Législation algérienne de la garde à vue: le travail que Me Ksentini ne fait pas

Législation algérienne de la garde à vue: le travail que Me Ksentini ne fait pas

Le CFDA et Sos Disparus tiennent à rappeler quelques principes de droit, en partie consacrés par la législation algérienne, qu’il aurait été approprié d’utiliser en réaction à la disparition de M. Koullal depuis le 5 septembre dernier.

Me Ksentini ne comprend pas pourquoi la famille de M. Koullal et nos associations s’inquiètent de cette disparition puisque, jusqu’à aujourd’hui, les délais de garde à vue n’avaient pas été dépassés. La question de la garantie du droit de ce citoyen algérien à la sécurité et à la liberté de sa personne, à ne pas être exposé à la torture et à des conditions humaines de détention, n’effleure pas cet avocat des droits de l’Homme qui estime qu’une garde à vue au secret de plus de dix jours est justifiée au motif qu’il s’agirait, selon sa « conviction », d’une affaire liée au terrorisme.

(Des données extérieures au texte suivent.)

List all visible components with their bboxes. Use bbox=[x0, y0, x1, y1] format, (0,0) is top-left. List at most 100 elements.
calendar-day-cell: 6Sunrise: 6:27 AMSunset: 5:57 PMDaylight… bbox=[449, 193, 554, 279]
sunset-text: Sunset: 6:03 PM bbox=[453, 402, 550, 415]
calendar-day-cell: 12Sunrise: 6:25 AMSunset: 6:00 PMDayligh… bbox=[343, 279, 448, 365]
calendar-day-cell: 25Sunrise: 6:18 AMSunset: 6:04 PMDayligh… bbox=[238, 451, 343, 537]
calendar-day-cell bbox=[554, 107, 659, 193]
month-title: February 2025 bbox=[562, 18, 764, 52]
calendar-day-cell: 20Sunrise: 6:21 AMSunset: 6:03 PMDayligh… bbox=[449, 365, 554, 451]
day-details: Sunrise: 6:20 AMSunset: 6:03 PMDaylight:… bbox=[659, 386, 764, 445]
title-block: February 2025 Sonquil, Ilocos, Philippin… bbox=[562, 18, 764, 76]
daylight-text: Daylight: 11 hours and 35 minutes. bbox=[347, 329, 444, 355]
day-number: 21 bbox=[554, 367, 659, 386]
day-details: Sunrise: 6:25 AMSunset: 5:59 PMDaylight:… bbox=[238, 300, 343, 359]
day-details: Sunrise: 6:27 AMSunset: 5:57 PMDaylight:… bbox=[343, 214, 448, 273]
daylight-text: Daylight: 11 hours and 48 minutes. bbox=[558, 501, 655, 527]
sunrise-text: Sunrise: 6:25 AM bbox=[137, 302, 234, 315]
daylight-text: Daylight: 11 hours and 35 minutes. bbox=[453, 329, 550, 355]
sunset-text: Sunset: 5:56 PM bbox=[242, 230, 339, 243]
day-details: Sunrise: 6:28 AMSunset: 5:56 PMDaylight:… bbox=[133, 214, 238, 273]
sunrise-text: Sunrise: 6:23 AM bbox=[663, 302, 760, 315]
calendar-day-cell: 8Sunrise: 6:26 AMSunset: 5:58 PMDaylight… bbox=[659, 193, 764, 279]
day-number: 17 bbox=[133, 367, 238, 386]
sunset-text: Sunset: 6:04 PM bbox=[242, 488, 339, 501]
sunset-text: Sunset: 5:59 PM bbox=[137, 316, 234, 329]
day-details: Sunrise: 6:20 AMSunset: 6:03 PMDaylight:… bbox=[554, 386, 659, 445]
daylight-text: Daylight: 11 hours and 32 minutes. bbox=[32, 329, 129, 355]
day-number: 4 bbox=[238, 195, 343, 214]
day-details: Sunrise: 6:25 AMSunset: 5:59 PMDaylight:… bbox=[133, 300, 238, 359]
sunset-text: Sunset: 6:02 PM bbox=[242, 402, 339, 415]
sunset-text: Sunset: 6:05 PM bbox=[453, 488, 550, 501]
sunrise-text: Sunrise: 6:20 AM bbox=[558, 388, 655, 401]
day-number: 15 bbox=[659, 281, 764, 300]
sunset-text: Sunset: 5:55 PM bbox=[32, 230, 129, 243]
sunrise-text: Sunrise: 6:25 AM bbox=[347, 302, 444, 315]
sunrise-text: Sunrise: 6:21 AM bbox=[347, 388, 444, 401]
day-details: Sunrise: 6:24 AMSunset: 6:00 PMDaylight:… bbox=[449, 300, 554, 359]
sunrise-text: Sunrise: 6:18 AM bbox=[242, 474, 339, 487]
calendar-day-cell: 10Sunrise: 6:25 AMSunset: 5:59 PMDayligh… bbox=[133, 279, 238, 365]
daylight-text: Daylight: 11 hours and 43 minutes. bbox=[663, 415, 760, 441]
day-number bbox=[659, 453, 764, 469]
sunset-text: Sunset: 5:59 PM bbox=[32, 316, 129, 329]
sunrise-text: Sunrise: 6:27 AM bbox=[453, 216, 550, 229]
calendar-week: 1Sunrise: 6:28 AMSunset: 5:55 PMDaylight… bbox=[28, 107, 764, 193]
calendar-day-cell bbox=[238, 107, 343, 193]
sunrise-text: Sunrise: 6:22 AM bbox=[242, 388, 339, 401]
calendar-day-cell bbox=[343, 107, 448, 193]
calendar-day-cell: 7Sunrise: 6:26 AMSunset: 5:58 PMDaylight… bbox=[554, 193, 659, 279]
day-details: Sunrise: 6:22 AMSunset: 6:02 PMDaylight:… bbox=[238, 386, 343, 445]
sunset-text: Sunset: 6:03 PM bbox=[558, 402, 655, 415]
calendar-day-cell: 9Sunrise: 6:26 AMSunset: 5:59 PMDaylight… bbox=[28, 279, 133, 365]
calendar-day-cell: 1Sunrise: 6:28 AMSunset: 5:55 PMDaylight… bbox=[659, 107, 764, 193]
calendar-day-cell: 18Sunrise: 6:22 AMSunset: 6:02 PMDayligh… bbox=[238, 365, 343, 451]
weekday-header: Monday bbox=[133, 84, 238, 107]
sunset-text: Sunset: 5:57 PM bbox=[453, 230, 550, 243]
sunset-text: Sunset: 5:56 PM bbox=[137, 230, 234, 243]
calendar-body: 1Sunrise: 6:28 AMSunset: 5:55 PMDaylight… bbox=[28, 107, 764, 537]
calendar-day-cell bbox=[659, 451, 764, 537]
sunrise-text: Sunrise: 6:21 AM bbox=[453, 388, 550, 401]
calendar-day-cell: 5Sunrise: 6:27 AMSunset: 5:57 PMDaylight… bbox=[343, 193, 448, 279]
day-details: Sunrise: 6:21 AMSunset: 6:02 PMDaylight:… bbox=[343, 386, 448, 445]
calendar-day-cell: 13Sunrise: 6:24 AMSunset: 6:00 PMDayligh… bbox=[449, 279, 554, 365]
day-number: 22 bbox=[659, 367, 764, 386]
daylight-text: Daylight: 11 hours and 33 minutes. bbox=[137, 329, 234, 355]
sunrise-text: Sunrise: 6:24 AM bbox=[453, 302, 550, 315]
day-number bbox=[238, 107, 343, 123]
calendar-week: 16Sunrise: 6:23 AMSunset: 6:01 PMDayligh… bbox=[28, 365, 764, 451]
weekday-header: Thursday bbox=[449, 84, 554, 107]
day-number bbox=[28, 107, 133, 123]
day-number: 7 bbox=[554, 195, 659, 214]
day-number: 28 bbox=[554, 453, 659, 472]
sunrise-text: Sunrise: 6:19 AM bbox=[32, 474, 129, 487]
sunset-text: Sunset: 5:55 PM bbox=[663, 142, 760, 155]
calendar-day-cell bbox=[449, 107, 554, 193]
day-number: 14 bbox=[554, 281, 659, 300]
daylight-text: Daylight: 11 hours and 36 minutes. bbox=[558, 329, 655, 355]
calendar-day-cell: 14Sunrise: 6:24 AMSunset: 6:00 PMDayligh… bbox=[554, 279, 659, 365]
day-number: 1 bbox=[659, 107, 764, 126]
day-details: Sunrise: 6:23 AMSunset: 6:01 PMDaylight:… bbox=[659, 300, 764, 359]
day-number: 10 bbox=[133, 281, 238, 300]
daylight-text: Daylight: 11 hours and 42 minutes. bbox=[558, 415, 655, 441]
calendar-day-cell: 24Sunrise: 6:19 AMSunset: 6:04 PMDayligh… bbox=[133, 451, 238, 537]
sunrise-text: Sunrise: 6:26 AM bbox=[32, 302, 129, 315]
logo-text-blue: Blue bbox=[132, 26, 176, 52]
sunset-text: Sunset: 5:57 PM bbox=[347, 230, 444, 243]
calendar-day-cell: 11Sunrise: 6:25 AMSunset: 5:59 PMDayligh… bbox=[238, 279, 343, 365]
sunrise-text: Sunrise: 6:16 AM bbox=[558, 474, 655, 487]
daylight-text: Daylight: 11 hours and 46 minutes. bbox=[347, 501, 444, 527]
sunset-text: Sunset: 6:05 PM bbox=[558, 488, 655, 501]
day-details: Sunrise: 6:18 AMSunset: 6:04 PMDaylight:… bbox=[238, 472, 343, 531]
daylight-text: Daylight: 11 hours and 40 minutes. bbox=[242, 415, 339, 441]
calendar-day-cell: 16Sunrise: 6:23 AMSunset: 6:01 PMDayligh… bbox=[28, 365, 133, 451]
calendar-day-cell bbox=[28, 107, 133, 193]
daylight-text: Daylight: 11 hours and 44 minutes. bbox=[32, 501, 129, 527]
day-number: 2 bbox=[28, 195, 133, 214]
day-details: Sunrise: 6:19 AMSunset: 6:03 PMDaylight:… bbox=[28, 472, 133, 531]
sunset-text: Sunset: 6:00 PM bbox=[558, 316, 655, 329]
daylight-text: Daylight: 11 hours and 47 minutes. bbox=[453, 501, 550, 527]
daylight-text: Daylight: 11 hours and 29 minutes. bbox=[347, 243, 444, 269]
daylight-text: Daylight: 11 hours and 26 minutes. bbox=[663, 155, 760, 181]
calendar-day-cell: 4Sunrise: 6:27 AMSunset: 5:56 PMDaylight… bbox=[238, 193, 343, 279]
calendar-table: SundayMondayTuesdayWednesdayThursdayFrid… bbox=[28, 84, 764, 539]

Me Ksentini n’hésite ainsi pas à piétiner le principe de présomption d’innocence. Il écarte d’un revers de main les lois algériennes censées protéger de l’arbitraire de l’Etat et, par extension, de la disparition forcée, les personnes gardées à vue. La loi algérienne sur la garde à vue, modifiée en 2006, a amené quelques petites améliorations en matière de protection des personnes bien qu’elle ait omis de consacrer un droit aussi fondamental que celui d’accéder à un avocat. Encore faudrait-il que cette loi soit respectée et que le 1er avocat chargé des droits de l’Homme, au titre de sa qualité de Président de la CNCPPDH, lui donne tout son sens en se souciant de son application effective.

En effet, depuis 2006 seulement, la loi encadre la prolongation de la garde à vue qui ne doit pas dépasser les 48h, hormis dans certains cas expressément prévus. La loi autorise effectivement la prolongation du délai de garde à vue, jusqu’à 5 fois lorsqu’il s’agit de « crimes qualifiés d’actes terroristes ou subversifs », mais elle la conditionne à une autorisation écrite du Procureur de la République chaque 48 h (article 51 du code de procédure pénale). Tout bon défenseur des droits de l’Homme aurait donc dû, en premier lieu s’enquérir auprès du Procureur de la République de l’application de cette disposition, du lieu de détention de M. Koullal, des raisons de sa garde à vue et du sort qui lui est réservé.

Par ailleurs, la loi mentionne explicitement que «Tout en veillant au secret de l’enquête, l’officier de police judiciaire est tenu de mettre à la disposition de la personne gardée à vue tout moyen lui permettant de communiquer avec sa famille et de recevoir des visites » (article 51bis1 du code de procédure pénale). L’article 52 § 4 du même code indique ensuite que « la garde à vue doit avoir lieux dans des locaux appropriés à la dignité humaine et destinés à cet effet ». Enfin, l’article 51 § 6 prévoit que « la violation des dispositions relatives aux délais de garde à vue […] expose l’officier de police judiciaire aux peines encourues en matière de détention arbitraire ».

Or M. Koullal n’a visiblement pas pu bénéficier du respect de ses droits puisque sa famille n’a pu entrer avec lui à aucun moment depuis le 5 septembre.

Le Collectif des familles de disparus en Algérie déplore au plus haut point l’absence de culture des droits de l’Homme dont fait preuve Me Ksentini. Le président d’une Commission nationale des droits de l’Homme indépendante aurait placé la protection des droits fondamentaux du citoyen algérien au centre de sa préoccupation en rappelant les lois. Le président de la CNCPPDH, lui, défend l’arbitraire de l’Etat et ose proclamer « ennemis de l’Algérie » les personnes, les associations ou les ONG internationales qui font le travail qu’il ne fait pas.